The chief theme of the earliest French epics was the court of Charlemagne and Charles Martel, and their wars against the Moors and Saracens who invaded the Iberian peninsula. The tales of Charlemagne and his paladins became the vehicle for fantasy that became almost as rich as the fantasies surrounding King Arthur; collectively, this body of mythology was known as the Matter of France, and the genre is generally called chanson de geste, "songs of (heroic) deeds." Important works of this type include the anonymous Chanson de Roland, which tells of the death of the paladin Roland. Other epics in this vein tell of actions on the Crusades.

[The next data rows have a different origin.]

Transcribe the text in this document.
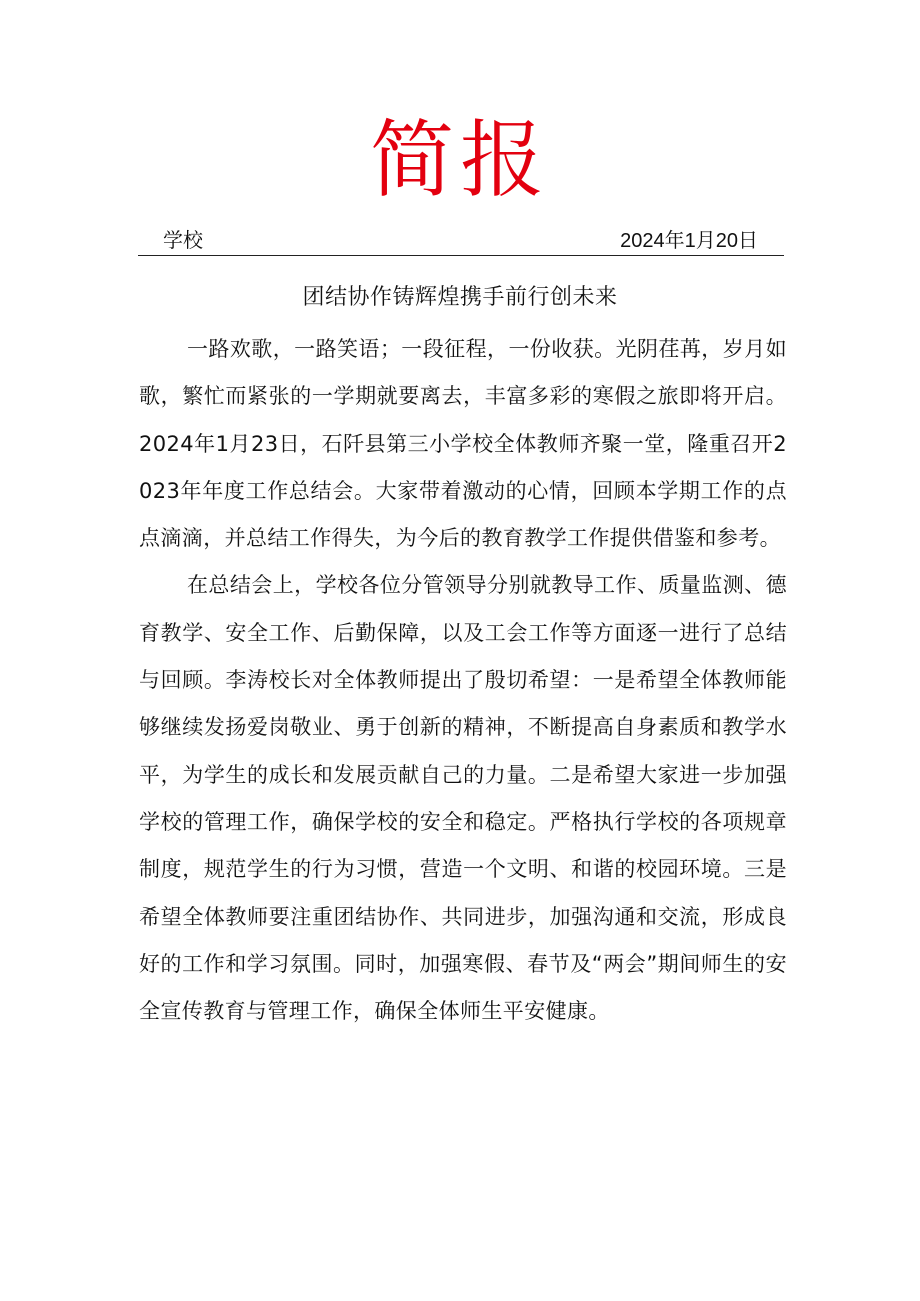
简报
学校	2024年1月20日
团结协作铸辉煌携手前行创未来

一路欢歌，一路笑语；一段征程，一份收获。光阴荏苒，岁月如歌，繁忙而紧张的一学期就要离去，丰富多彩的寒假之旅即将开启。2024年1月23日，石阡县第三小学校全体教师齐聚一堂，隆重召开2023年年度工作总结会。大家带着激动的心情，回顾本学期工作的点点滴滴，并总结工作得失，为今后的教育教学工作提供借鉴和参考。

在总结会上，学校各位分管领导分别就教导工作、质量监测、德育教学、安全工作、后勤保障，以及工会工作等方面逐一进行了总结与回顾。李涛校长对全体教师提出了殷切希望：一是希望全体教师能够继续发扬爱岗敬业、勇于创新的精神，不断提高自身素质和教学水平，为学生的成长和发展贡献自己的力量。二是希望大家进一步加强学校的管理工作，确保学校的安全和稳定。严格执行学校的各项规章制度，规范学生的行为习惯，营造一个文明、和谐的校园环境。三是希望全体教师要注重团结协作、共同进步，加强沟通和交流，形成良好的工作和学习氛围。同时，加强寒假、春节及“两会”期间师生的安全宣传教育与管理工作，确保全体师生平安健康。
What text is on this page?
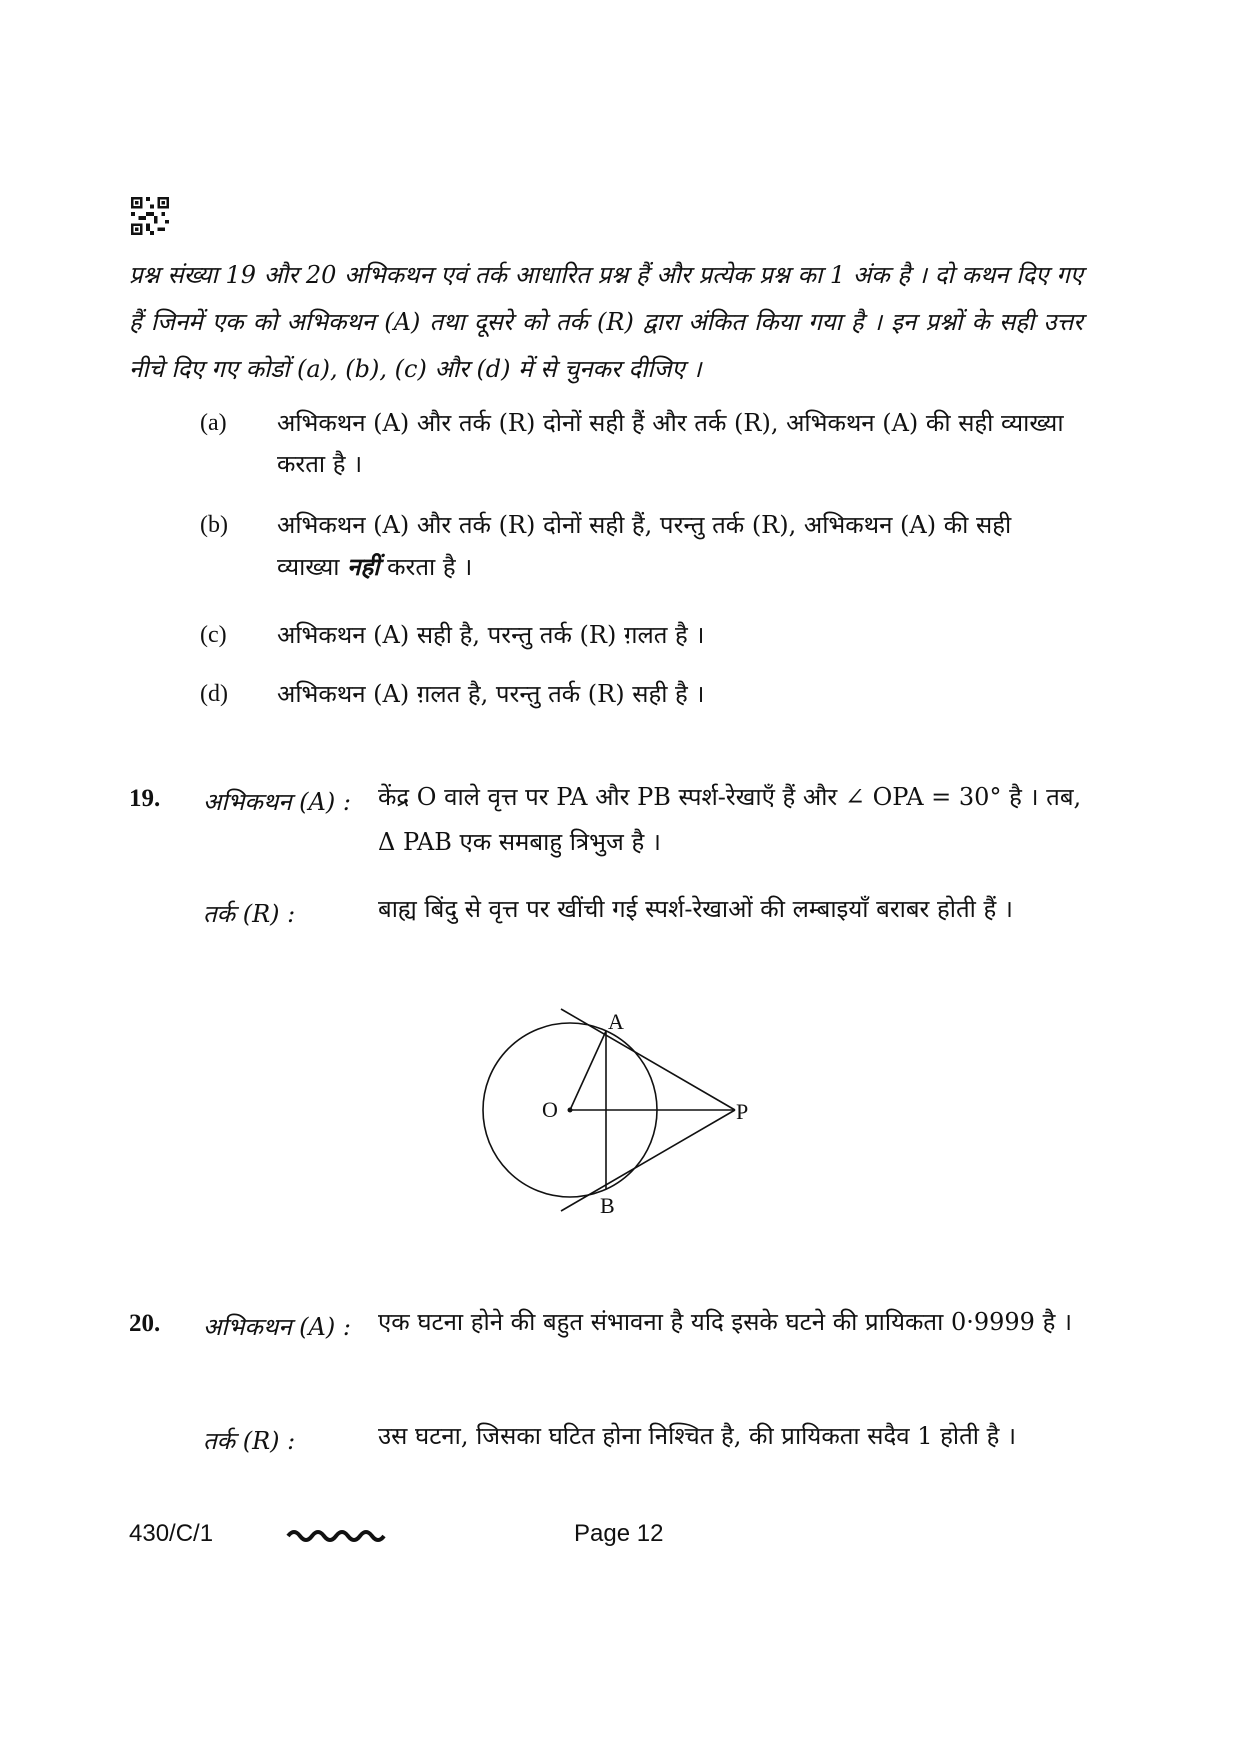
प्रश्न संख्या 19 और 20 अभिकथन एवं तर्क आधारित प्रश्न हैं और प्रत्येक प्रश्न का 1 अंक है । दो कथन दिए गए हैं जिनमें एक को अभिकथन (A) तथा दूसरे को तर्क (R) द्वारा अंकित किया गया है । इन प्रश्नों के सही उत्तर नीचे दिए गए कोडों (a), (b), (c) और (d) में से चुनकर दीजिए ।
(a) अभिकथन (A) और तर्क (R) दोनों सही हैं और तर्क (R), अभिकथन (A) की सही व्याख्या करता है ।
(b) अभिकथन (A) और तर्क (R) दोनों सही हैं, परन्तु तर्क (R), अभिकथन (A) की सही व्याख्या नहीं करता है ।
(c) अभिकथन (A) सही है, परन्तु तर्क (R) ग़लत है ।
(d) अभिकथन (A) ग़लत है, परन्तु तर्क (R) सही है ।
19. अभिकथन (A) : केंद्र O वाले वृत्त पर PA और PB स्पर्श-रेखाएँ हैं और ∠ OPA = 30° है । तब, Δ PAB एक समबाहु त्रिभुज है ।
तर्क (R) :	बाह्य बिंदु से वृत्त पर खींची गई स्पर्श-रेखाओं की लम्बाइयाँ बराबर होती हैं ।
A
B
O	P
20. अभिकथन (A) : एक घटना होने की बहुत संभावना है यदि इसके घटने की प्रायिकता 0·9999 है ।
तर्क (R) :	उस घटना, जिसका घटित होना निश्चित है, की प्रायिकता सदैव 1 होती है ।
430/C/1	Page 12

Arthurian romance was written in Old French before it was written in Middle English, though it naturally tended to become at least as popular in England as it was in France. The Matter of Britain was originally written in French, by such authors as Marie de France, Chrétien de Troyes, and Wace wrote of these heroic subjects in French. The origins of Arthurian romance may perhaps be traced through the career of Marie de France, who in addition to the heroic Arthurian subjects also wrote what she called Breton lais, ballads of Brittany, many of which have Celtic themes and origins. But by the time the Old French poets were through with it, Arthurian romance had become a complex and sophisticated body of legend through which many themes had been woven: the heroic legend of the doomed utopia of Camelot; the Christian mythology of the Holy Grail; and courtly love material such as the story of Tristan and Isolde. This richness gave the Arthurian romance a staying power that let them outlast the tales of Charlemagne or the Crusades.

A large body of fables survive in Old French; these include a large body of mostly anonymous literature dealing with the recurring trickster character of Reynard the Fox. Marie de France was also active in this genre, producing the Ysopet (Little Aesop) series of fables in verse. Satire was also written during this period; the Roman de la Rose, an elaborate allegory gently making fun of courtly love, deserves mention here, as does the Roman de Fauvel, which mocks the sins of humanity by making the Seven Deadly Sins appear in the personification of a horse.

Some of the earliest medieval music has lyrics composed in Old French by the earliest composers known by name. Guillaume de Machaut is the first well known composer of secular music, and he composed his own lyrics in late Old French.

Fewer prose compositions in Old French survive. A number of histories of the Crusades were written, but the chronicles of Jean Froissart lie beyond the historical period that is usually considered as belonging to the Old French period.